Software Engineer - Early Career
Job description
About the role
Abridge is seeking an early-career Software Engineer to join a mission-driven team building AI systems for healthcare. You will own the implementation of agentic LLM workflows that power real-time clinical documentation and decision support. This role centers on translating cutting-edge language model research into reliable, production-grade features used directly by clinicians at the point of care. You will be responsible for end-to-end feature delivery, collaborating closely with researchers, clinicians, and product teams to ensure solutions meet strict safety and usability standards. The position requires comfort with ambiguity and a bias for action as you help define processes for agentic coding and verification in a regulated environment. You will have a direct line of sight from your code to patient outcomes and clinical workflows.

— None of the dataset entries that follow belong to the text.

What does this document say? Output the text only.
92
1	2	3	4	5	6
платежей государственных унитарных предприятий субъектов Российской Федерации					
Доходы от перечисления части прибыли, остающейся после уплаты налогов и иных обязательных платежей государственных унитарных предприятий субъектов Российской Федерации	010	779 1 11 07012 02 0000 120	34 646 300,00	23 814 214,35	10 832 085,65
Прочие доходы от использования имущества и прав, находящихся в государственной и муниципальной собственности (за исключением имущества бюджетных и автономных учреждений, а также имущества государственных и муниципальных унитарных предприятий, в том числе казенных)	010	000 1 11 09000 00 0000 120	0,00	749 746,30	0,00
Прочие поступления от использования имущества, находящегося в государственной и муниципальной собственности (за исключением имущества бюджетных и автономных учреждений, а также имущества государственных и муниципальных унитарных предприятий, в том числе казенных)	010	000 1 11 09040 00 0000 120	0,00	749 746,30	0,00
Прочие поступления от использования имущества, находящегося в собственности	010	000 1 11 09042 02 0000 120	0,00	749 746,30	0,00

This is a hands-on role where your contributions will be visible, impactful, and foundational to the future of the platform.
Key facts
What you'll do
- Build and iterate on agentic LLM systems, including retrieval pipelines, structured tool use, and chained LLM workflows, working alongside a multidisciplinary engineering team.
- Contribute to evaluation frameworks that measure accuracy, robustness, and clinical reliability, helping maintain automated pipelines and human-in-the-loop review processes.
- Own pieces of both backend and frontend systems across Abridge, ensuring end-to-end functionality and performance in production environments.
- Think with an agent-first approach, continuously learning and relearning agentic coding patterns as tools and best practices evolve.
- Apply sharp judgment to determine where the human in the loop is critical, balancing automation with safety and oversight.
- Help prototype with new models, prompting techniques, and open-source orchestration tools such as LangChain and LlamaIndex to validate approaches quickly.
- Contribute to monitoring and observability systems that keep LLM workflows healthy in production, detecting issues before they affect clinicians.
- Collaborate across ML, infrastructure, product, and clinical teams, developing a deep understanding of the users and clinicians we serve.
- Learn from senior engineers on a daily basis, bringing curiosity and fresh perspective to solve complex technical problems under real-world constraints.
- Write and review code that powers core features, ensuring reliability, maintainability, and alignment with healthcare compliance expectations.
- Participate in design discussions, offering input on system architecture and user experience for features that impact clinical workflows.
- Ship production-grade features on a regular cadence, taking ownership of testing, rollout, and iterative improvement alongside cross-functional partners.
- Experiment with new tooling and methodologies to improve development velocity without compromising safety or correctness.
- Document technical decisions and system behavior to support long-term maintainability and knowledge sharing.
Requirements
- Hold a degree in Computer Science or a related field, or possess equivalent experience through projects, bootcamps, or open source contributions, with a focus on what you can build.
- Have hands-on GenAI experience through coursework, personal projects, internships, or hackathons, demonstrating practical exposure to LLM APIs, RAG pipelines, or agentic systems.
- Show familiarity with LLM orchestration concepts such as prompt chaining, tool use, and retrieval, even if you have not yet used them in a production setting.
- Use AI tooling as part of your daily workflow to write, debug, and learn, while knowing when to trust automated suggestions and when to verify outputs rigorously.
- Demonstrate curiosity about model evaluation, failure modes, and the practical steps required to make an LLM system reliable in clinical contexts.
- Work effectively in a collaborative, low-ego environment where fast execution and team support are essential.
- Thrive in a fast-paced startup environment where priorities can shift and ownership is expected at every level.
- Commit to working onsite five days per week in either the San Francisco or New York office, as stated in the role details.
Practical notes
- This role requires onsite work 5 days a week in either the San Francisco or New York office.
- Candidates must be eligible to work in the country where the position is based without requiring sponsorship at this time.
- No visa sponsorship is available for this role.
- The listed location is the San Francisco office, and candidates should be prepared to work from that site.
- No specific deadlines for application submission are communicated in the source material.